How good we have it?

Arnold Kling links to Mark Perry showing off some real term growth figures:

In 1950, it would have taken almost 8 months of full-time work at the average manufacturing wage to earn the $1,650 needed to purchase the 16 items above at the retail prices in 1950 (or 31.7 weeks, 158.4 days, or 1,267 hours). Today, it would take only 1.6 months of work at the average hourly wage today of $18.01 to earn the $4,580 necessary to purchase those same items at today’s retail prices (or 6.4 weeks, 31.8 days or 254.5 hours).

Kling summarizes:

One reason that the new commanding heights are education, health care, and leisure is that durable goods have become so inexpensive to obtain.

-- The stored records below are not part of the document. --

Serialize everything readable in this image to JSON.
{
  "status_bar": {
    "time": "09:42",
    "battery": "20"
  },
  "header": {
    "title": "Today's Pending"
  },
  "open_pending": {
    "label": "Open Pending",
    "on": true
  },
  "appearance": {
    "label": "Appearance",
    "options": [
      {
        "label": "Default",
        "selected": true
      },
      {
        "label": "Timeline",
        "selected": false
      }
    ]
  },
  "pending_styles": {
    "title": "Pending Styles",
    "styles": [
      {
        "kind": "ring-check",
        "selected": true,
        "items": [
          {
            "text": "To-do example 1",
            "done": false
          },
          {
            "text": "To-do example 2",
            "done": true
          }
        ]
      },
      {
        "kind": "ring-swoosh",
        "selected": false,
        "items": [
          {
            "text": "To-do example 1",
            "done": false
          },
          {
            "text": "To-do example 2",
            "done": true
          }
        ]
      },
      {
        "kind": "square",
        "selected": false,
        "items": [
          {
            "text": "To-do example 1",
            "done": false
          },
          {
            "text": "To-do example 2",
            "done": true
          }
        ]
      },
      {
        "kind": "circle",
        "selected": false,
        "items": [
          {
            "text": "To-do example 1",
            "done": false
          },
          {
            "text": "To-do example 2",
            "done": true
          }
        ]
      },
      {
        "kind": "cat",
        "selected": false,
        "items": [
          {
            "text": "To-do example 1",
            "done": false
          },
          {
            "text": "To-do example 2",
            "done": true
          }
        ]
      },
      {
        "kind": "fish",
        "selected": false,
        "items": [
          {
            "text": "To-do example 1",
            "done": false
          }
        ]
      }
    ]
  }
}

I only have one concern. Notice the unequal distribution of value surplus. Consumers are paying approximately 5 times less in real terms and producers are getting back 3 times more in nominal terms. This is great, (for consumers)! We have to notice that the increases in quality for durable goods was instigated by a relatively small profit motive. While real and long term growth figures like these are frequently presented by economists to demonstrate – 1) things are getting better all the time, 2) the unrelenting momentum and robustness of free markets to promote growth, and 3) the consumer is the real winner – we should also recognize that these rewards stem from apparently small incentives. It is a small percentage of profit motive which instigated this technological progress. If we recognize that consumer spending has been fluffed up by easy credit and other bubble policies than how much of these gains are actually mal-investments?